Story Line or Action?
An effective children’s story is a combination of story line and action. The action captures the readers’ interest. But the underlying message of the story line makes the story believable.
My story ideas come from incidents from a child life, news articles or observations that involve children. Most often, I find the punch line or climactic scene first. Then, I work backwards to develop the main character, dialogue and setting.
Before Porcupine’s Seeds was written, my four year old son and I were planting seeds in pots. My son tripped over the threshold and the soil and seed scattered all over the floor. This became Porcupine’s climactic scene.
Once, a story came from a conversation with my friend, Monica. She relayed a story of an Easter egg hunt in her home. Her older son hid all the eggs. Her younger son and his friends could not find the final egg. It blended in with the lemons in the lemon tree. This was a perfect climactic scene. I wrote “The Easter Egg Hunt”, a short 100 word story for Highlights for Children.
Another time, I took my daughter and her friend, Ani, bowling. Ani tried to tap dance while he was waiting. The incident sparked a story idea incorporating different dance traditions. I wrote “Brianna’s Beats” for Hopscotch for Girls.
A children’s story is geared to a young intelligent audience. If they do not find a message or character development in the story line, they will sense something is amiss. The main character’s persona needs to grow by the end of the story. He or she cannot be the same person that was introduced at the beginning of the story.
In Porcupine’s Seeds, Porcupine does not just grow sunflowers. He also gains confidence. In “The Easter Egg Hunt”, Dominic unravels the mystery behind the hidden eggs. In his revelation, he feels empowered.

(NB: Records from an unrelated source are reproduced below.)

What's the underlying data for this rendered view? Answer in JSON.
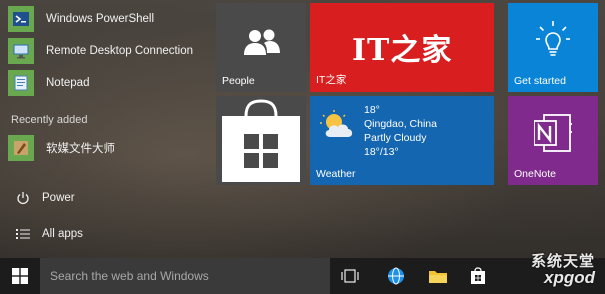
{
  "app_list": {
    "items": [
      {
        "label": "Windows PowerShell",
        "icon": "powershell-icon"
      },
      {
        "label": "Remote Desktop Connection",
        "icon": "remote-desktop-icon"
      },
      {
        "label": "Notepad",
        "icon": "notepad-icon"
      }
    ],
    "recently_added_label": "Recently added",
    "recent_items": [
      {
        "label": "软媒文件大师",
        "icon": "file-master-icon"
      }
    ]
  },
  "bottom_menu": {
    "power_label": "Power",
    "all_apps_label": "All apps"
  },
  "tiles": {
    "people": {
      "label": "People",
      "color": "#4a4a4a"
    },
    "ithome": {
      "label": "IT之家",
      "logo_text": "IT之家",
      "color": "#d81e1e"
    },
    "get_started": {
      "label": "Get started",
      "color": "#0a84d6"
    },
    "store": {
      "color": "#d9d9d9"
    },
    "weather": {
      "label": "Weather",
      "temperature": "18°",
      "city": "Qingdao, China",
      "condition": "Partly Cloudy",
      "range": "18°/13°",
      "color": "#1466b0"
    },
    "onenote": {
      "label": "OneNote",
      "color": "#7f2a8c"
    }
  },
  "taskbar": {
    "search_placeholder": "Search the web and Windows",
    "icons": [
      "start-icon",
      "task-view-icon",
      "edge-browser-icon",
      "file-explorer-icon",
      "store-icon"
    ]
  },
  "watermark": {
    "line1": "系统天堂",
    "line2": "xpgod"
  }
}
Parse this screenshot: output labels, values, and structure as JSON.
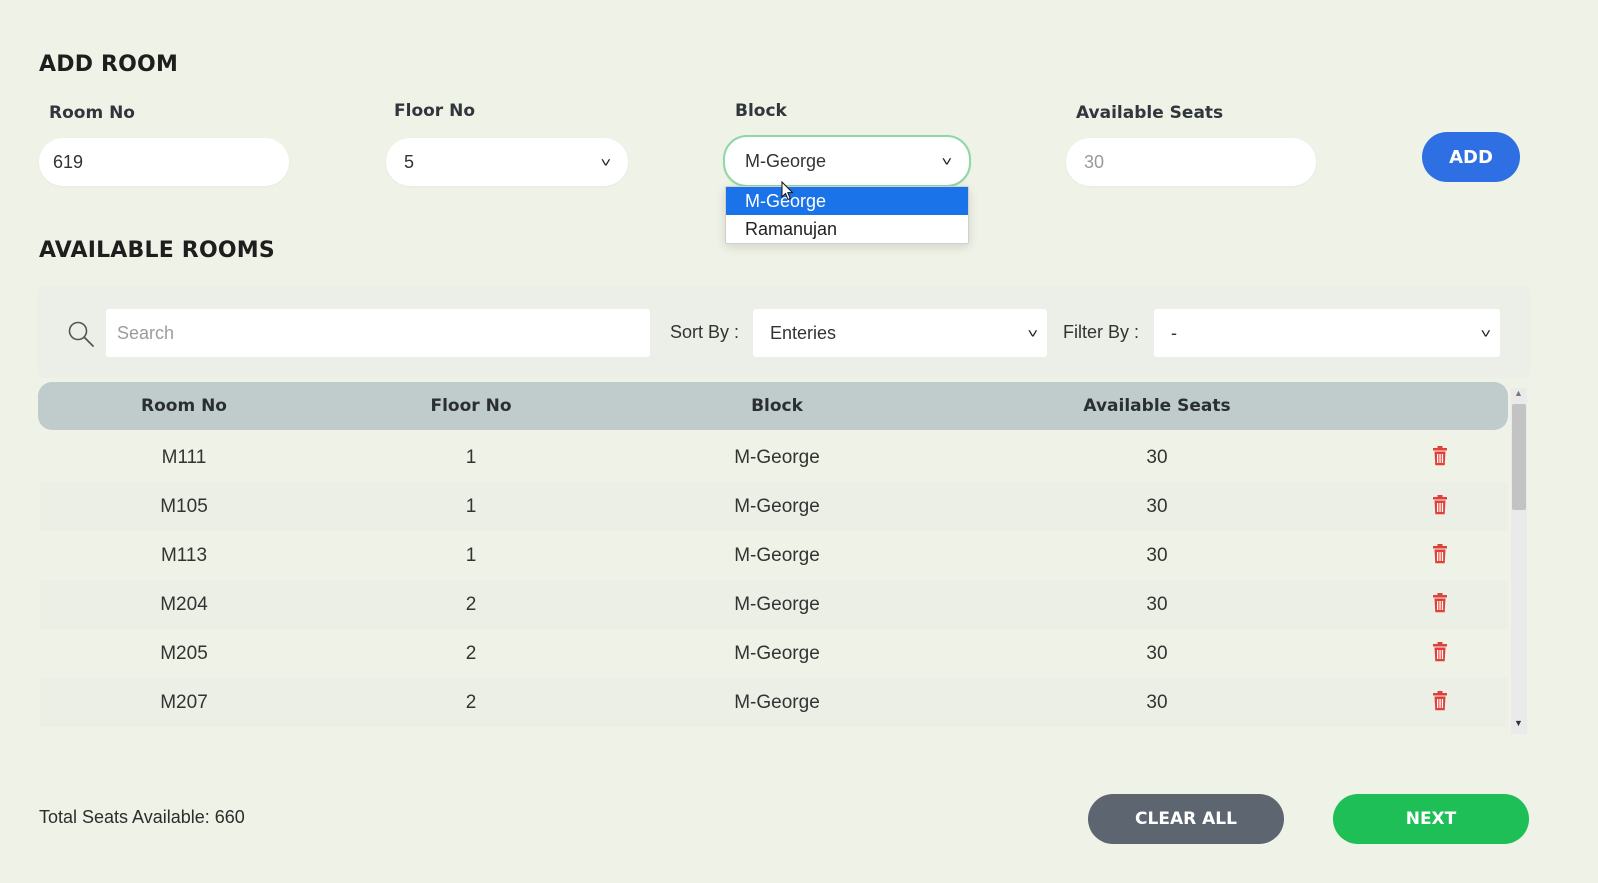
{
  "add_room": {
    "title": "ADD ROOM",
    "room_no": {
      "label": "Room No",
      "value": "619"
    },
    "floor_no": {
      "label": "Floor No",
      "value": "5"
    },
    "block": {
      "label": "Block",
      "value": "M-George",
      "options": [
        "M-George",
        "Ramanujan"
      ],
      "selected_option": "M-George"
    },
    "available_seats": {
      "label": "Available Seats",
      "placeholder": "30"
    },
    "add_label": "ADD"
  },
  "available_rooms": {
    "title": "AVAILABLE ROOMS",
    "search_placeholder": "Search",
    "sort_label": "Sort By :",
    "sort_value": "Enteries",
    "filter_label": "Filter By :",
    "filter_value": "-",
    "columns": [
      "Room No",
      "Floor No",
      "Block",
      "Available Seats"
    ],
    "rows": [
      {
        "room_no": "M111",
        "floor_no": "1",
        "block": "M-George",
        "seats": "30"
      },
      {
        "room_no": "M105",
        "floor_no": "1",
        "block": "M-George",
        "seats": "30"
      },
      {
        "room_no": "M113",
        "floor_no": "1",
        "block": "M-George",
        "seats": "30"
      },
      {
        "room_no": "M204",
        "floor_no": "2",
        "block": "M-George",
        "seats": "30"
      },
      {
        "room_no": "M205",
        "floor_no": "2",
        "block": "M-George",
        "seats": "30"
      },
      {
        "room_no": "M207",
        "floor_no": "2",
        "block": "M-George",
        "seats": "30"
      }
    ]
  },
  "footer": {
    "total_text": "Total Seats Available: 660",
    "clear_all_label": "CLEAR ALL",
    "next_label": "NEXT"
  },
  "colors": {
    "add_button": "#2f6fe4",
    "clear_button": "#5d6571",
    "next_button": "#1dbf56",
    "delete_icon": "#e0403a",
    "dropdown_selected": "#1a73e8"
  }
}
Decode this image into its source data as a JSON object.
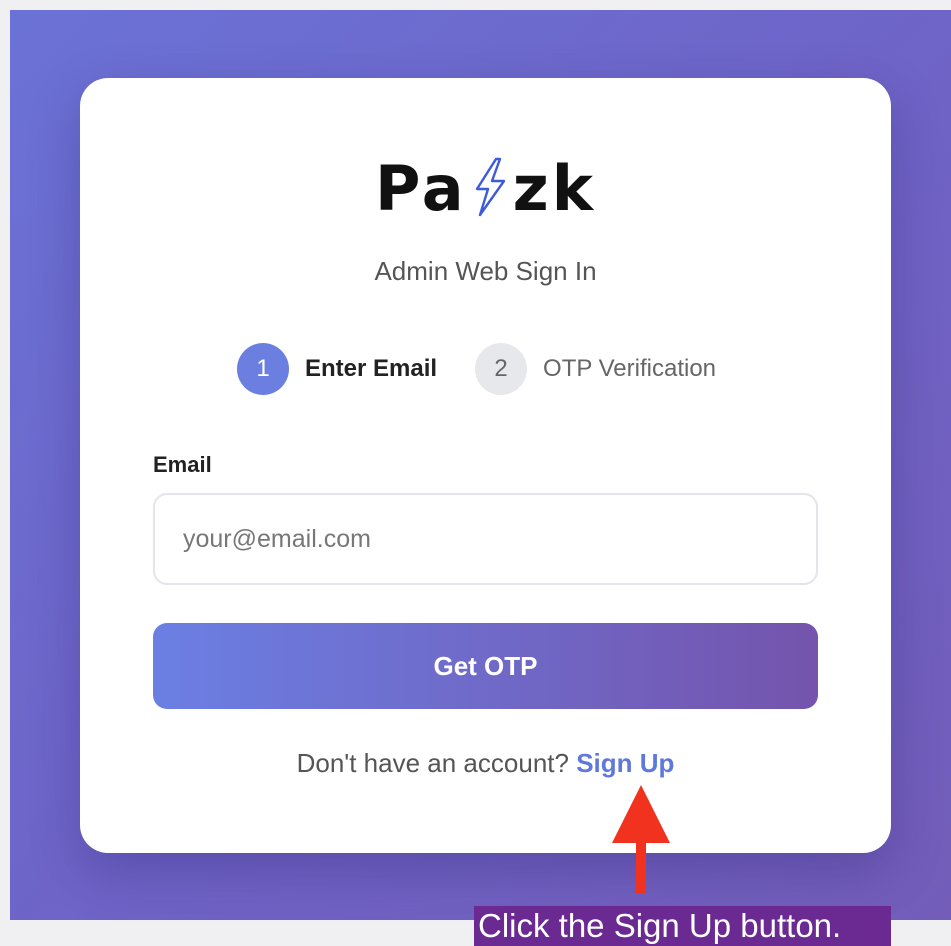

And in “Brianna’s Beats”, Brianna learns different beats from different dance traditions. With her new knowledge, she wants to incorporate them in one dance, showing her creativity.
The growth of character in a story cannot be merely told to the reader. It needs to be seamlessly shown through the character’s action and dialogue. In turn, these actions and dialogues have to be in line with the character’s personality. Young readers are astute. They are sure to spot a story that is sloppily put together and does not feel right.
Starting with the story line works best for me. I follow it with careful development of the main character. This unfolds the message of the story naturally and subtly resulting in a complete and strong story.